Salah satu tujuan penyusunan konstitusi adalah membatasi kekuasaan negara. Dengan adanya konstitusi, penyelenggara negara diharapkan dapat menggunakan kekuasaannya secara bertanggung jawab. Hal itu setidaknya ditunjukkan melalui kesediaan para pemegang kekuasaan negara untuk menaati ketentuan-ketentuan yang sudah ditetapkan alam konstitusi.
Dalam kenyataannya, ada banyak penyimpangan dalam pelaksanaan konstitusi kita. Berikut akan dikemukakan sejumlah penyimpangan konstitusi yang terjadi pada masa UUD 1945 (Konstitusi I), Konstitusi RIS 1949, dan UUDS1950. Penyimpangan konstitusi paling parah terjadi pada masa berlakunya UUD 1945 (Konstitusi I), baik pada masa Orde Lama (1945 – 1949, 1959 – 1966) maupun Orde Baru (1967-1998). Penyimpangan relatif kecil paa masa berlakunya Konstitusi RIS 1949 dan UUDS 1950. Bahkan, penyimpangan terhadap Konstitusi RIS 1949 bisa dikatakan tidak ada. Ini karena Konstitusi RIS hanya berlangsung beberapa bulan saja (Desember 1949 – Agustus 1950).

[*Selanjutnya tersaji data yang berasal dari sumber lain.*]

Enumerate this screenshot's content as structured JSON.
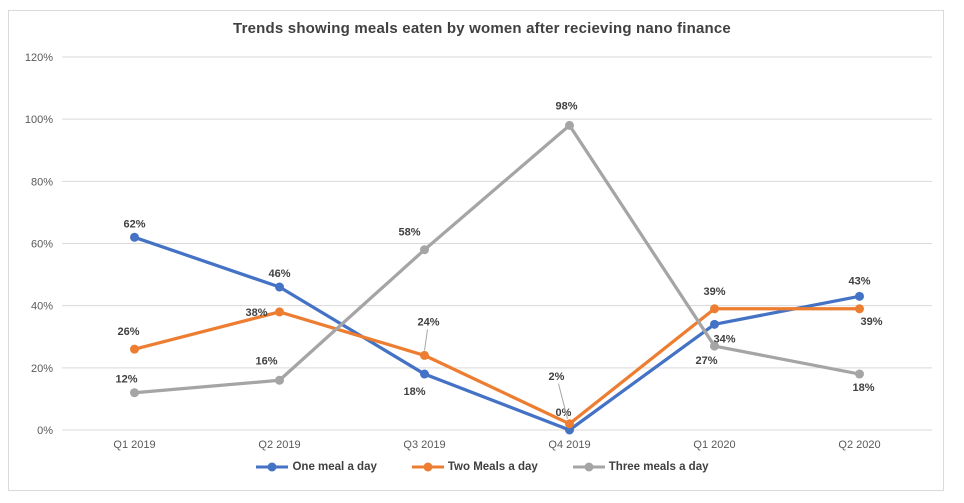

Penyimpangan yang mencolok pada masa UUDS 1950 adalah praktik adu kekuatan politik. Akibatnya, dalam rentang waktu 1950 – 1959 terjadi 7 kali pergantian kabinet. Selain itu ada pertentangan tajam dalam Konstituante yang merembet ke masyarakat, termasuk partai politik.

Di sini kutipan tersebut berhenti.